哺乳动物细胞如CHO/dhfr-细胞普遍用于真核蛋白的稳定表达。目前，已有开发了多种商业化的哺乳动物的表达载体。它们都采用的增强的启动子如CMV，SV40来增强目的基因表达的启动。但由于其插入基因组位点的差异，这些表达载体重组细胞株的表达量可相差几百倍，技术人员需从数千个重组克隆中筛选到高表达的细胞株。因此，通过标记基因筛选到高表达的重组细胞株，从而减少筛选工作量已成为优化细胞株构建的主要方法之一。但由于共转染的标记基因和目的基因的转录和翻译并不紧密相连，通过筛选获得高表达标记基因的同时高表达目的基因的克隆比例很低，并且长期培养于高选择压力下，表达产物的遗传稳定性无法保证。
B淋巴细胞是真核生物免疫系统的重要组成部分，在宿主细胞中，每个B淋巴细胞都在其细胞表面表达不同的抗体蛋白。在人体中，B淋巴细胞能表达约107到108个抗体分子。当某种异源抗原被中和后，产生的特异中和抗体的B淋巴细胞的生长将被终止和大幅度减少。但有时会发生该特异B淋巴细胞仍继续大量扩增的情况，这种细胞的扩增将导致癌症的发生，这种癌症被称为B细胞淋巴瘤。
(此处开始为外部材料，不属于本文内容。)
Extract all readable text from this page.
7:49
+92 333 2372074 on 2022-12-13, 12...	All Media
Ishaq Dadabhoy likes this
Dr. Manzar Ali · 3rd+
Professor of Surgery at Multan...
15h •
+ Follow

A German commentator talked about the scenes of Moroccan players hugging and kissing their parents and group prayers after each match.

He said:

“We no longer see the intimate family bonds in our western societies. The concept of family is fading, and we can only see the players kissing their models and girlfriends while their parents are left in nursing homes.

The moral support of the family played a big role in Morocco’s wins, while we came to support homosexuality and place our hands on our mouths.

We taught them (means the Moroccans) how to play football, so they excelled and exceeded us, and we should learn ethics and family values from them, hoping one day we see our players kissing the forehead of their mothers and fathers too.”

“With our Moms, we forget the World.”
CD20分子(人B淋巴细胞限制性分化抗原Bp35)是一个33～37kD的磷酸化蛋白，作为B淋巴细胞的标志蛋白，它在前B淋巴细胞、未成熟B淋巴细胞、成熟B淋巴细胞和激活B淋巴细胞中有表达，而在干细胞和浆细胞中没有表达，在人体血清中也无游离CD20的存在Ginaldi L.et al.，J Clin Pathol 1998 51364。CD20分子参与细胞周期起始和分化的活化过程，并且几乎在所有B细胞淋巴瘤的细胞表面都表达CD20分子，这使得抗CD20的抗体成为了非常有前景的治疗B细胞淋巴瘤疾病的约物Reff ME et al.，Blood 1994 83435；Golay J.etal.，Blood 2000 953900。
研究证明，当B淋巴肿瘤细胞表面蛋白CD20与其抗体结合后，能导致B淋巴肿瘤细胞的崩溃和消亡。抗CD20单克隆抗体主要通过诱导抗体依耐性细胞毒性作用(ADCC)，诱导补体介导的溶细胞作用(CDC)，诱导补体介导的细胞毒性作用(CDCC)及通过活化酪氨酸激酶和半胱氨酸蛋白酶信号传导通路而诱导细胞的凋亡来杀伤肿瘤细胞Gazzano-Santoro H.et al.，J.Immunol Methods1997 202163；Harjunpaa A.et al.，Scand J Immunol 2000 51634；Flieger D.et al.，Cell Immunol 2000 20455。目前已有一些抗CD20单克隆抗体在临床上用于非何杰金氏B细胞淋巴瘤的治疗，如上市的产品有IDEC公司的RetuximabKai U.et al.，haematologica 2002 8733。但由于抗体的生产成本过高而使药物无法大量使用，因此降低抗CD20单克隆抗体生产成本，提高蛋白表达量以满足临床应用是十分有意义的工作。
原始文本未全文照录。